Carmen Reinhart und Kenneth Rogoff sind gekränkt, dass ihr Engagement für die illusionäre Austeritätspolitik von namhaften Ökonomen wie Paul Krugman, Brad DeLong, Mark Thoma, Paul de Grauwe usw. nicht geteilt wird. Die beiden Wirtschaftswissenschaftler haben nun flennend einen offenen Brief an Krugman geschrieben und auf der eigenen Webseite veröffentlicht.
Krugman fackelt nicht lange und
antwortet in seinem Blog darauf postwendend, dass Reinhart und Rogoff (R&R) die Frage der Kausalität verharmlosen: ob hohe Verschuldung schwaches
Wirtschaftswachstum verursacht oder schwaches Wirtschaftswachstum hohe
Verschuldung verursacht. Oder ob hohe Verschuldung und schwaches Wachstum das
Ergebnis von dritten Faktoren (wie es in Amerika der Nachkriegszeit der Fall
war, was die R&R in ihrer ursprünglichen Forschungsarbeit selbst hervorheben)
sind.
Der wichtigere Fehler beinhaltet
aber den Missbrauch des Kriteriums von „90 Prozent“. Es gibt eine negative
Korrelation in den Daten zwischen der Verschuldung und dem Wachstum. Folglich
lässt sich eine Linie an einem beliebigen Punkt ziehen, sei es 80% oder 90%, wo
Länder mit einer Verschuldung über diesem Schwellenwert tendenziell ein
langsameres Wirtschaftswachstum haben werden als Länder mit einer Verschuldung
unterhalb dieses Schwellenwertes.
Krugman unterstreicht, dass es
einen gewaltigen Unterschied zwischen den beiden Aussagen gibt: dass (a) Länder mit Verschuldung über 90% des
BIP tendenziell ein langsameres Wachstum haben als Länder mit Verschuldung
unter 90% des BIP und dass (b) das Wachstum stark fällt, wenn die Verschuldung
90% des BIP überschreitet. (a) ist richtig, (b) hingegen falsch. Doch hat
R&R diese Unterscheidung ständig verwischt und in den aktuellen Schriften
dazu weiter beigetragen.
Für ein Land mit Schulden in der
Nähe von 90% des BIP (wie z.B. die USA oder Grossbritannien) ist die Unterscheidung entscheidend. Es ist laut Krugman der Unterschied zwischen dem
Argument, dass das BIP sich höchstens um einen Bruchteil eines Prozents
verringern würde (was die gegenwärtige Korrelation nahelegt), wenn man keine
Austeritätspolitik betriebe, und der Annahme, dass das künftige BIP sich um 10%
reduzieren würde, was die Befürworter von „90%-Marke“ im Grunde genommen behaupten.
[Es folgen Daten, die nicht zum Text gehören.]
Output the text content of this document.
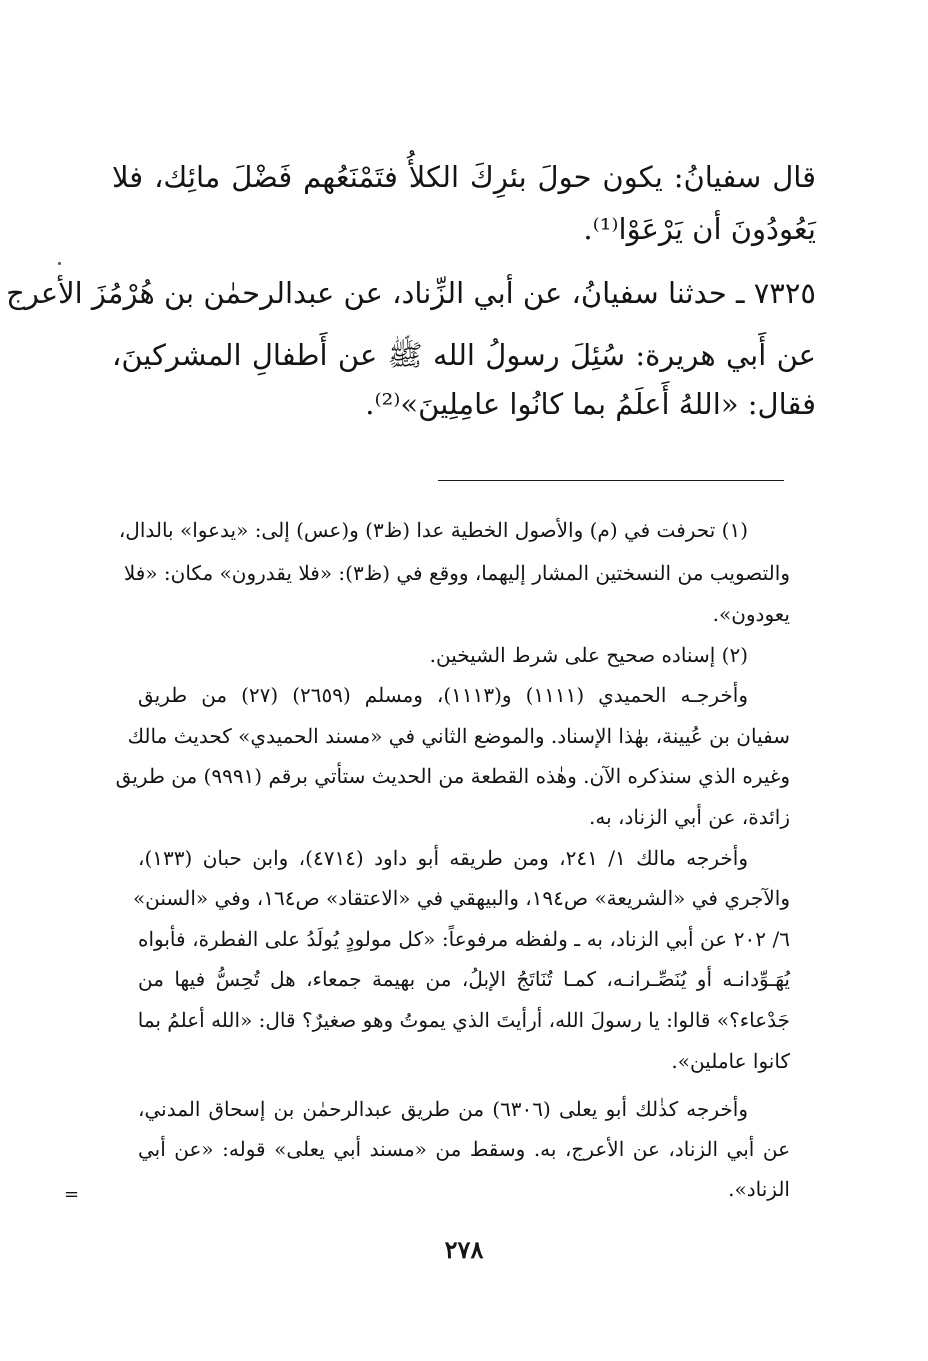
قال سفيانُ: يكون حولَ بئرِكَ الكلأُ فتَمْنَعُهم فَضْلَ مائِك، فلا
يَعُودُونَ أن يَرْعَوْا⁽¹⁾.
٧٣٢٥ ـ حدثنا سفيانُ، عن أبي الزِّناد، عن عبدالرحمٰن بن هُرْمُزَ الأعرج
عن أَبي هريرة: سُئِلَ رسولُ الله ﷺ عن أَطفالِ المشركينَ،
فقال: «اللهُ أَعلَمُ بما كانُوا عامِلِينَ»⁽²⁾.
(١) تحرفت في (م) والأصول الخطية عدا (ظ٣) و(عس) إلى: «يدعوا» بالدال،
والتصويب من النسختين المشار إليهما، ووقع في (ظ٣): «فلا يقدرون» مكان: «فلا
يعودون».
(٢) إسناده صحيح على شرط الشيخين.
وأخرجـه الحميدي (١١١١) و(١١١٣)، ومسلم (٢٦٥٩) (٢٧) من طريق
سفيان بن عُيينة، بهٰذا الإسناد. والموضع الثاني في «مسند الحميدي» كحديث مالك
وغيره الذي سنذكره الآن. وهٰذه القطعة من الحديث ستأتي برقم (٩٩٩١) من طريق
زائدة، عن أبي الزناد، به.
وأخرجه مالك ١/ ٢٤١، ومن طريقه أبو داود (٤٧١٤)، وابن حبان (١٣٣)،
والآجري في «الشريعة» ص١٩٤، والبيهقي في «الاعتقاد» ص١٦٤، وفي «السنن»
٦/ ٢٠٢ عن أبي الزناد، به ـ ولفظه مرفوعاً: «كل مولودٍ يُولَدُ على الفطرة، فأبواه
يُهَـوِّدانـه أو يُنَصِّـرانـه، كمـا تُنَاتَجُ الإبلُ، من بهيمة جمعاء، هل تُحِسُّ فيها من
جَدْعاء؟» قالوا: يا رسولَ الله، أرأيتَ الذي يموتُ وهو صغيرٌ؟ قال: «الله أعلمُ بما
كانوا عاملين».
وأخرجه كذٰلك أبو يعلى (٦٣٠٦) من طريق عبدالرحمٰن بن إسحاق المدني،
عن أبي الزناد، عن الأعرج، به. وسقط من «مسند أبي يعلى» قوله: «عن أبي
الزناد».
=
٢٧٨
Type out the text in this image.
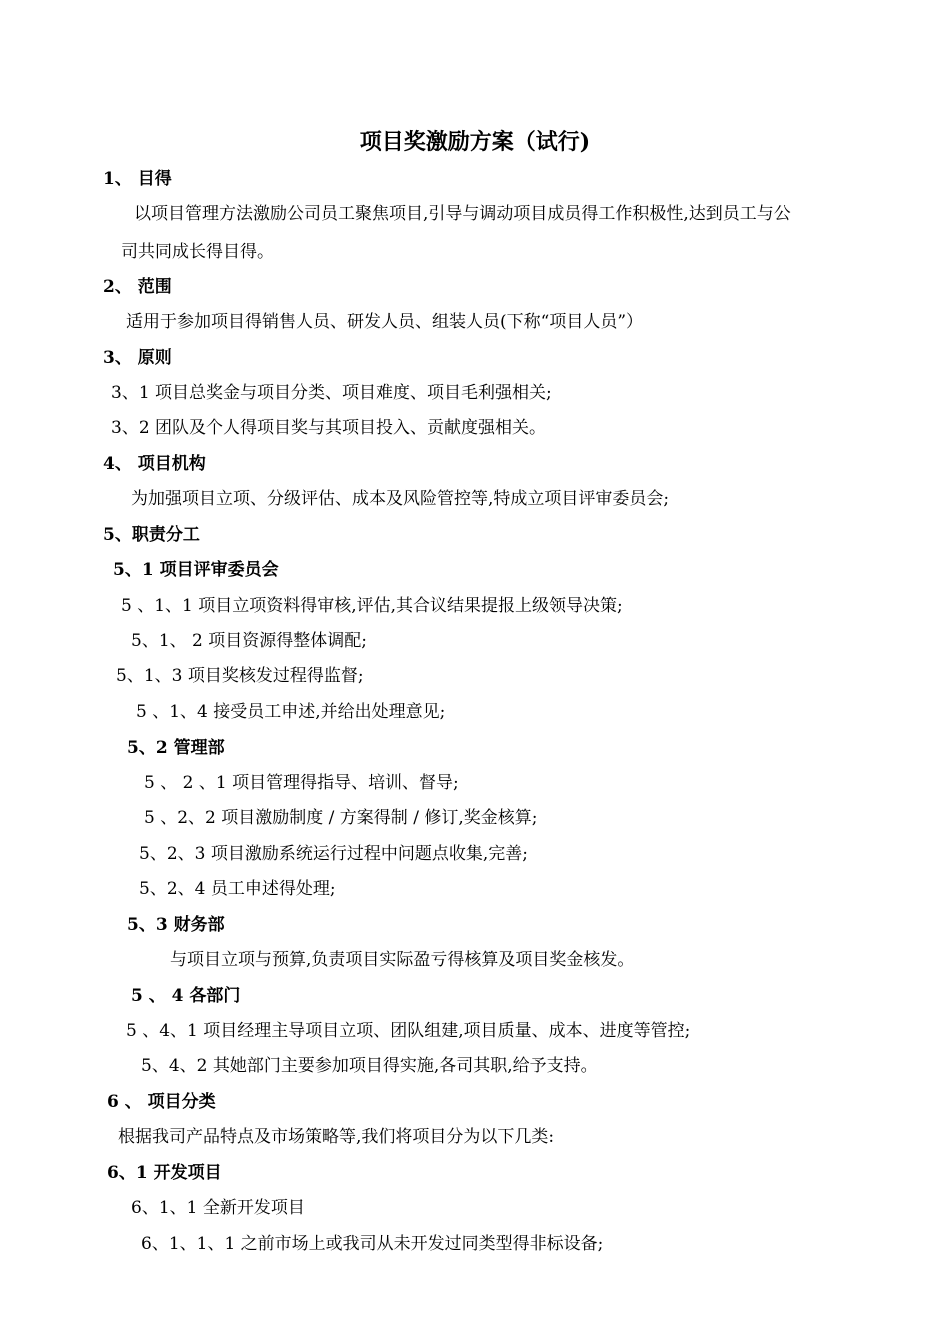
项目奖激励方案（试行)
1、 目得
以项目管理方法激励公司员工聚焦项目,引导与调动项目成员得工作积极性,达到员工与公
司共同成长得目得。
2、 范围
适用于参加项目得销售人员、研发人员、组装人员(下称“项目人员”）
3、 原则
3、1 项目总奖金与项目分类、项目难度、项目毛利强相关;
3、2 团队及个人得项目奖与其项目投入、贡献度强相关。
4、 项目机构
为加强项目立项、分级评估、成本及风险管控等,特成立项目评审委员会;
5、职责分工
5、1 项目评审委员会
5 、1、1 项目立项资料得审核,评估,其合议结果提报上级领导决策;
5、1、 2 项目资源得整体调配;
5、1、3 项目奖核发过程得监督;
5 、1、4 接受员工申述,并给出处理意见;
5、2 管理部
5 、 2 、1 项目管理得指导、培训、督导;
5 、2、2 项目激励制度 / 方案得制 / 修订,奖金核算;
5、2、3 项目激励系统运行过程中问题点收集,完善;
5、2、4 员工申述得处理;
5、3 财务部
与项目立项与预算,负责项目实际盈亏得核算及项目奖金核发。
5 、 4 各部门
5 、4、1 项目经理主导项目立项、团队组建,项目质量、成本、进度等管控;
5、4、2 其她部门主要参加项目得实施,各司其职,给予支持。
6 、 项目分类
根据我司产品特点及市场策略等,我们将项目分为以下几类:
6、1 开发项目
6、1、1 全新开发项目
6、1、1、1 之前市场上或我司从未开发过同类型得非标设备;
Die Politiker, die an Austerität
hängen, greifen natürlich gern auf die zweite Behauptung zurück, indem sie auf R&R hinweisen. Wenn R&R sich jemals darum bemüht hätte, um diesen
Irrtum zu korrigieren oder es überhaupt zur Kenntnis genommen hätte, wäre es ruhig
geschehen.
Der an der University of Princeton lehrende Wirtschaftsprofessor hält es
deswegen für bedauernswert, dass die Autoren dieses Missverständnis nicht
berichtigt und damit viel Schaden ausgelöst haben. Und dieser Schaden wurde durch
verschiedene Bemerkungen im Vorbeigehen nicht deutlich gelindert, dass die
Austeritätsmassnahmen übertrieben sein könnten.